Le petit garçon tortille et retortille entre ses doigts le bout du manteau de sa maman. Il s'y est agrippé depuis qu'ils ont pénétré dans la maison. Il a décidé qu'il ne le lâcherait pas jusqu'à ce qu'il en soit parti. Toute la famille est réunie autour des grands-parents. Retrouvailles, embrassades, rires ou larmes. De bonheur évidemment!
La maman, traînant toujours le petit garçon, s'approche de ses vieux parents, les serre contre elle, leur adresse quelques vœux tendres et sincères, bien que mécaniques. Puis fait avancer le petit garçon. Elle le pousse doucement mais fermement vers les deux personnes âgées. Le petit garçon veut rester collé à sa mère. Il ne sait comment repousser, éviter même cet instant qu'il déteste. Il se rappelle bien, déjà l'an dernier, il lui avait fallu embrasser ces visages fripés, ces peaux sèches et rugueuses, se laisser toucher, caresser par ces mains calleuses, presque crochues, après avoir prononcé la formule magique.

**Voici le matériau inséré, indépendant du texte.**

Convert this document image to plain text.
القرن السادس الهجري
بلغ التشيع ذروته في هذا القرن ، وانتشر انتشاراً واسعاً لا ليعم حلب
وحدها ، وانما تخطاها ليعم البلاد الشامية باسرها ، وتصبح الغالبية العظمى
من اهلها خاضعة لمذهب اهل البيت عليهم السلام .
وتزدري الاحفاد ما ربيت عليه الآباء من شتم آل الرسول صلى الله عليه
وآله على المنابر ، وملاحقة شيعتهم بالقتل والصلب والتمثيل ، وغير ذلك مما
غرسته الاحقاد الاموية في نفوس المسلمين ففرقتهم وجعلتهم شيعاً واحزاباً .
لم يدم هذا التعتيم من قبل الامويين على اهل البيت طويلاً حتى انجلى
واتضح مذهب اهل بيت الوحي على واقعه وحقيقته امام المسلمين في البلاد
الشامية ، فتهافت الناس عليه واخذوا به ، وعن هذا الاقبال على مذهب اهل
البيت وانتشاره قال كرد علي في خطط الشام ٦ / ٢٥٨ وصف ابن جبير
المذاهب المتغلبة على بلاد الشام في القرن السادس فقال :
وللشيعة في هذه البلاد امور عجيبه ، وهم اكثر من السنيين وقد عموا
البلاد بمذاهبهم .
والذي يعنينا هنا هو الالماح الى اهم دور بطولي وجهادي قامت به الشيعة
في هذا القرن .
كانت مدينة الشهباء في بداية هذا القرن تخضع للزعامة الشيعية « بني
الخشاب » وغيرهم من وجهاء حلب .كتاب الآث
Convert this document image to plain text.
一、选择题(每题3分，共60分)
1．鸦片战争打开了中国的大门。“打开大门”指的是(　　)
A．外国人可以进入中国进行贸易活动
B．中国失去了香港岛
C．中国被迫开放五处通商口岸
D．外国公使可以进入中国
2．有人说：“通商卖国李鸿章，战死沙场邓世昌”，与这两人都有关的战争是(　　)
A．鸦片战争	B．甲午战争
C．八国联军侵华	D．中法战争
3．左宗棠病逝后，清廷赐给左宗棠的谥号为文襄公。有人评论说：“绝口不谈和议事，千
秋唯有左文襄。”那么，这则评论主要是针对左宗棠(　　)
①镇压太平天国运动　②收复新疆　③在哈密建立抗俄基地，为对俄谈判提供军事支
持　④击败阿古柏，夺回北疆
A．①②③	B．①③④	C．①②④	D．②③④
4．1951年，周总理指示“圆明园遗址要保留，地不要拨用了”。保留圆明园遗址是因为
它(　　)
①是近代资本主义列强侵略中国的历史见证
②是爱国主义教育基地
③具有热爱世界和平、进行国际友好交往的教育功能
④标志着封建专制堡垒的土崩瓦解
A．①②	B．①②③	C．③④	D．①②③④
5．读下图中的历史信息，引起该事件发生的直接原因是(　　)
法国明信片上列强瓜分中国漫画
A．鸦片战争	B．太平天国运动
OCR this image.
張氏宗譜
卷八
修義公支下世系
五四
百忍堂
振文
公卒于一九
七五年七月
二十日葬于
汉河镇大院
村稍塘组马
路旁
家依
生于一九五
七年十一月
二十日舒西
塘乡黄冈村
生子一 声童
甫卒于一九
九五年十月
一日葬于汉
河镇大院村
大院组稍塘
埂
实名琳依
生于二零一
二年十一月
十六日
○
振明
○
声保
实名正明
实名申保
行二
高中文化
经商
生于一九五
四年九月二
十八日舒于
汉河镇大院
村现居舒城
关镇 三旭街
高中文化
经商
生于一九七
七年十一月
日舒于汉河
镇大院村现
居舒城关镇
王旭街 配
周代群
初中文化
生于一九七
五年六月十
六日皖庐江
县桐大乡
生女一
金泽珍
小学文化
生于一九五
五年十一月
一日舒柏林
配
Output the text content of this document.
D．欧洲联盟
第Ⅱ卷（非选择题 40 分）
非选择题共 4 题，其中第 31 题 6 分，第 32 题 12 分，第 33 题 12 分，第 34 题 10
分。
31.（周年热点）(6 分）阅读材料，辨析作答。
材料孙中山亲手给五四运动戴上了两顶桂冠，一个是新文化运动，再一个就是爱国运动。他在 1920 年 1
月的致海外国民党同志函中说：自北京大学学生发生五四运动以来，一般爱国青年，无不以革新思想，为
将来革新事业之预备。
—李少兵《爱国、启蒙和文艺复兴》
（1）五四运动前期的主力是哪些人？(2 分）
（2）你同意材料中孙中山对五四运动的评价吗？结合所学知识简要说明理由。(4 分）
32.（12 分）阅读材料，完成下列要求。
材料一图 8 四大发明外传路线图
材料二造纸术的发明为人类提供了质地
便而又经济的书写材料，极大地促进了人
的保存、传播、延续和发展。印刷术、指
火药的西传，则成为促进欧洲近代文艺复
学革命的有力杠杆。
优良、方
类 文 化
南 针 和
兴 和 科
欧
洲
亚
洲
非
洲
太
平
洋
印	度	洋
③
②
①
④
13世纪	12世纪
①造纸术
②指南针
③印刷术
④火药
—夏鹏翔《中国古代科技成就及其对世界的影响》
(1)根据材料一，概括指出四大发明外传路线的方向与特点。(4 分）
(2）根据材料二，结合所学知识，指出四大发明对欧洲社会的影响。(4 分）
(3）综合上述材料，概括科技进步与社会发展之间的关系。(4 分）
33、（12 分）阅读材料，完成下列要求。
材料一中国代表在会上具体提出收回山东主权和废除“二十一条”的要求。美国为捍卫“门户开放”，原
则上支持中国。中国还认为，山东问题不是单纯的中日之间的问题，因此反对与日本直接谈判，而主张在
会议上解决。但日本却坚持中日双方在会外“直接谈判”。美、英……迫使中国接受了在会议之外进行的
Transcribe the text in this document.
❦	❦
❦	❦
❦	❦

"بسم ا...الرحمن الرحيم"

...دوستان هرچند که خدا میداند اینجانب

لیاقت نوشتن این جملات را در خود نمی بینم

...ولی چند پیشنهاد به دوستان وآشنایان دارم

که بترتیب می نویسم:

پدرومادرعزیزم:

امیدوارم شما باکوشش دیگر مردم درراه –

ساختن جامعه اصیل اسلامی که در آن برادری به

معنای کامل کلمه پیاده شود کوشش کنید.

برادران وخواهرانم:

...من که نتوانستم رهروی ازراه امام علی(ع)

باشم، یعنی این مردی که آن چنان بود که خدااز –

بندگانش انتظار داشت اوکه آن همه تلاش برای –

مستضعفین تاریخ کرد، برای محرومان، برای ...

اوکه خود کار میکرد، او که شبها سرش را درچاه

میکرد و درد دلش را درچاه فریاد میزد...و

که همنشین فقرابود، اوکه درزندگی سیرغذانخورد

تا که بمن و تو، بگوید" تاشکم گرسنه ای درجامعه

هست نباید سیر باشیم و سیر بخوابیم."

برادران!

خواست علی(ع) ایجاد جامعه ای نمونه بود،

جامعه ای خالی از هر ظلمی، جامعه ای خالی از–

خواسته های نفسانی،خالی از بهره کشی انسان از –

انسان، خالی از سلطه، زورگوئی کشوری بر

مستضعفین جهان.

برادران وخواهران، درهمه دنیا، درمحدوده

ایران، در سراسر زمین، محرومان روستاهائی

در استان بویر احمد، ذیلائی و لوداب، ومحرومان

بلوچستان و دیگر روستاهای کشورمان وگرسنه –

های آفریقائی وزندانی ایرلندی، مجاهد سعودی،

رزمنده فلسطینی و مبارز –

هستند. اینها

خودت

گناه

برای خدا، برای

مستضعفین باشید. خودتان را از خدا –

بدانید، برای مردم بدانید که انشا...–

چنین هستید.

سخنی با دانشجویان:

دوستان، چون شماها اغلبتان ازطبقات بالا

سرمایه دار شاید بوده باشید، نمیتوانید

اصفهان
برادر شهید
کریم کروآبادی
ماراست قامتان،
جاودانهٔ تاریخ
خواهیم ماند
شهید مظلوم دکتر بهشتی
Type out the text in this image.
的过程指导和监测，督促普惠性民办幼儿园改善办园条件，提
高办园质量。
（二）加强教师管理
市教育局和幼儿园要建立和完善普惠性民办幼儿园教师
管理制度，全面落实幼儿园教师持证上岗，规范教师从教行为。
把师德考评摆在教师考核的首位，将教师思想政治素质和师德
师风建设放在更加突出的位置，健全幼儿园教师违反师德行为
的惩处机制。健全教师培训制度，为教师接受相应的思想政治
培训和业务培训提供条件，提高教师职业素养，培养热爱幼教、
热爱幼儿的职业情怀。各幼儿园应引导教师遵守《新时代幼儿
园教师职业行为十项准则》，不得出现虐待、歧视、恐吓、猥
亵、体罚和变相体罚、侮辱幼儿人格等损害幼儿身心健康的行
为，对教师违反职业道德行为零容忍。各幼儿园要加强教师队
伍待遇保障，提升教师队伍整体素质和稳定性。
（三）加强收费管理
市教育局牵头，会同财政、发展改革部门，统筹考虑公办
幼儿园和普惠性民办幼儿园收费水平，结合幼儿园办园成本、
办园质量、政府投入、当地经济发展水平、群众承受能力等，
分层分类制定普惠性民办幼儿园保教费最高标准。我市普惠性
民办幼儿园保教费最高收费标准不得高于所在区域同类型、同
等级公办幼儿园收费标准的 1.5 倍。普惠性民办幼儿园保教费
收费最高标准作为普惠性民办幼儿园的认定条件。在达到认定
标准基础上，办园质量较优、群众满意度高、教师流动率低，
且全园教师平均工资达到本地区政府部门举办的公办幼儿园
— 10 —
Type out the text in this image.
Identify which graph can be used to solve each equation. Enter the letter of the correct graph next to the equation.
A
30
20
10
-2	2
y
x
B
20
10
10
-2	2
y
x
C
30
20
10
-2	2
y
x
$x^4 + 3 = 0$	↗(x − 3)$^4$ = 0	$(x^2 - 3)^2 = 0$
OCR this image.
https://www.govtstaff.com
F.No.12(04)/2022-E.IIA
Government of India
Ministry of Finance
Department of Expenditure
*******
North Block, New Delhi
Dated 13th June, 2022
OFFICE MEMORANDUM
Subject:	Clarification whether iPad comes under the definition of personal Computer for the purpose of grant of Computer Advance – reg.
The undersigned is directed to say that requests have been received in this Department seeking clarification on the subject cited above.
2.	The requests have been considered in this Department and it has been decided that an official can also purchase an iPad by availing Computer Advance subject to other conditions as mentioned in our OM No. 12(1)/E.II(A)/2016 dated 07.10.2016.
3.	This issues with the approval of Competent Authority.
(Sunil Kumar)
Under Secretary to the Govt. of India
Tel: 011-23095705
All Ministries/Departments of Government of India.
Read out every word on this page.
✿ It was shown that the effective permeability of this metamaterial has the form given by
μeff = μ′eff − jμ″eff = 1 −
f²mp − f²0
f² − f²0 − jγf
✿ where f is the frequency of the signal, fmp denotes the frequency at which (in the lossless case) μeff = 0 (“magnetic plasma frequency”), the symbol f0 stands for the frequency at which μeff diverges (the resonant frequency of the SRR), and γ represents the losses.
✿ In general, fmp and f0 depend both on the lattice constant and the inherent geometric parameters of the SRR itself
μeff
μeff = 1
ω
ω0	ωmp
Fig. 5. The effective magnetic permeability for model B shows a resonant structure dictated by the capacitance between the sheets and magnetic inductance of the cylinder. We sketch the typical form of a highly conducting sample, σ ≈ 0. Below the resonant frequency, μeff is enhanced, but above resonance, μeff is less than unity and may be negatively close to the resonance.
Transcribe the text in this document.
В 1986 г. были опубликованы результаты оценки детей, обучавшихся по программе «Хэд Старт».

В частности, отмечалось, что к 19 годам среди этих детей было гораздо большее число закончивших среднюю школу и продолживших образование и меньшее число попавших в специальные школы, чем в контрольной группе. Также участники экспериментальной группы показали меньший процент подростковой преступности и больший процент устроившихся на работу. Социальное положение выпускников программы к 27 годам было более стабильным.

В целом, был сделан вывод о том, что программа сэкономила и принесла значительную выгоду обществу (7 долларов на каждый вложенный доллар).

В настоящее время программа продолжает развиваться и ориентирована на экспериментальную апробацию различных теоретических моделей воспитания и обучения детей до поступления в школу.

Il se rappelle son hésitation, son refus, sa colère qui avait duré si longtemps. Il se rappelle tous les regards tournés vers lui.
La détresse de maman.
La honte des cousins.

BO-NA-Né-BO-N'SAN-Té.

Ouf, c'est dit!
Il ferme les yeux, colle deux bisous rapides sur les joues chiffonnées, lâche enfin le bout du manteau de maman, et file fièrement jouer avec les autres enfants.